A Connecticut-based investment advisory firm has agreed to pay more than $3 million in penalties and accepted being barred from the industry to settle charges that it victimized its clients in a cherry-picking scheme, according to the SEC. 

GlennCap, a Greenwich, Conn.-based state-registered investment advisory firm with $14 million AUM and 175 clients, and its owner, Jonathan Vincent Glenn, allocated more profitable trades to favored accounts, including both accounts owned by GlennCap and accounts that paid GlennCap a higher percentage of gains as part of their fees, while disproportionately allocating unprofitable trades to “disfavored” clients, the SEC said.

In all, the scheme netted Glenn and GlennCap $2.7 million in profits, according to the SEC. Glenn was also alleged to have made false and misleading statements regarding his firm’s trading practices in materials given to clients and prospects.

GlennCap and Glenn consented to an SEC cease-and-desist order yesterday without admitting or denying the charges. Glenn also accepted an industry bar and agreed to pay over $3 million in civil penalties, disgorgement and pre-judgement interest., according to the SEC.

“Glenn allocated millions of dollars from profitable trades to accounts benefitting himself while unloading unprofitable trades on GlennCap’s clients,” said Andrew Dean, co-chief of the SEC Enforcement Division’s Asset Management Unit, in a prepared statement. “The SEC has the means to identify investment advisers that abuse their position through cherry-picking, as Glenn and GlennCap did. We use these methods to ensure investor trust in our markets.”

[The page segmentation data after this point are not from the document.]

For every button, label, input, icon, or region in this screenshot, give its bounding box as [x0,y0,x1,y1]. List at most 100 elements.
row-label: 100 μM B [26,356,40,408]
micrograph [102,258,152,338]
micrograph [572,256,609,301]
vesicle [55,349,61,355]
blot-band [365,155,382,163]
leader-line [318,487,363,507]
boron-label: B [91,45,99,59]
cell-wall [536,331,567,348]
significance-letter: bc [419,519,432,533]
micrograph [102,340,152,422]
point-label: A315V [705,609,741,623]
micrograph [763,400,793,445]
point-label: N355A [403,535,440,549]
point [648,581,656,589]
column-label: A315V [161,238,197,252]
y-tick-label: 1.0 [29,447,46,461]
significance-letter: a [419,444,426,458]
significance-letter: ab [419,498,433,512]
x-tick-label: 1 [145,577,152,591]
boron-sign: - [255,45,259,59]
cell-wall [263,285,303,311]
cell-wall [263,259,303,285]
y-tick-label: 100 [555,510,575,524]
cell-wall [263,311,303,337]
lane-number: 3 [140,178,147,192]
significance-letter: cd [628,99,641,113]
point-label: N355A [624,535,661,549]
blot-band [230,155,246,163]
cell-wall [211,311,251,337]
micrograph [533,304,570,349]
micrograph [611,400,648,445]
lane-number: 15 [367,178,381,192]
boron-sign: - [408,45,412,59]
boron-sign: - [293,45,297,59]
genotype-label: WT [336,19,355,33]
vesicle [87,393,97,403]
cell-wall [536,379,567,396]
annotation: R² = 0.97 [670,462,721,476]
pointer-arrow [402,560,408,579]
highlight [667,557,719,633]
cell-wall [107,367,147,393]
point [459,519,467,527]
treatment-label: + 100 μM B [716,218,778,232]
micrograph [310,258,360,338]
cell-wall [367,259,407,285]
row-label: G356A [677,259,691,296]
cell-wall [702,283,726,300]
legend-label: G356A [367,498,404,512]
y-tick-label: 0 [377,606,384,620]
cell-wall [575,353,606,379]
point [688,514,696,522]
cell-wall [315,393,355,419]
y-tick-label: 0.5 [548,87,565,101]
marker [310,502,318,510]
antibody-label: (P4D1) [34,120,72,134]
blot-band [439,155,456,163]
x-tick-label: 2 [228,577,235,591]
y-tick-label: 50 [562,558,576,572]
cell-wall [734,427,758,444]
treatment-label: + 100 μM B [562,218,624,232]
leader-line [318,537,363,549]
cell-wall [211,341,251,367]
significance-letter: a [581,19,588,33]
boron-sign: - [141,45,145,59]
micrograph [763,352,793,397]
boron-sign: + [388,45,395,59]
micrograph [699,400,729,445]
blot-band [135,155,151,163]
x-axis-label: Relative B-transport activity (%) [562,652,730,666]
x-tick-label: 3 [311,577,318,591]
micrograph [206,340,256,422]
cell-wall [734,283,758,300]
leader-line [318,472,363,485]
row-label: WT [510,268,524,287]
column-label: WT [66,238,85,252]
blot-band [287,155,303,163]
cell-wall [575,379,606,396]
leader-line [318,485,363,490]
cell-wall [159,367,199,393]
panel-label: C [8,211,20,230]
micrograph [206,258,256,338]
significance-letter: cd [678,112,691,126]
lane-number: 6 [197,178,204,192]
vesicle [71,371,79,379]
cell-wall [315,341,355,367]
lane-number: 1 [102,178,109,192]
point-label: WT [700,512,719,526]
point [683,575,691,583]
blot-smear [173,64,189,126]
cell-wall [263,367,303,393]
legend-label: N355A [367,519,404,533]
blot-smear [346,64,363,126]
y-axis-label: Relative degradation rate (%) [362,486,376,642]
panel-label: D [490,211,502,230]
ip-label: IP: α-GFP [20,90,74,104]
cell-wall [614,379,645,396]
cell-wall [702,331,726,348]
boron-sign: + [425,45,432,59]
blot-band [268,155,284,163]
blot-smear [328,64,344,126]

Glenn engaged in the scheme from at least January 2020 to March 2022 via block trading, which allowed him to pool funds from client accounts for trades and then exercise discretion over where the resulting profit or loss would be allocated, according to the SEC. The agency claimed that the probability that Glenn’s favored accounts received the more profitable accounts by chance was statistically near zero.

The SEC ordered Glenn and GlennCap to disgorge $2,743,616 in gains with pre-judgment interest of $251,357, and for Glenn to pay a $500,000 civil monetary penality. Glenn was also given an industry and officer bar: prohibited from associating with any investment advisor, broker-dealer, transfer agent, municipal securities dealer, municipal advisor, or nationally recognized statistical rating organization, as well as from acting as an officer, director, manager, advisor, underwriter or depositor of any such entity.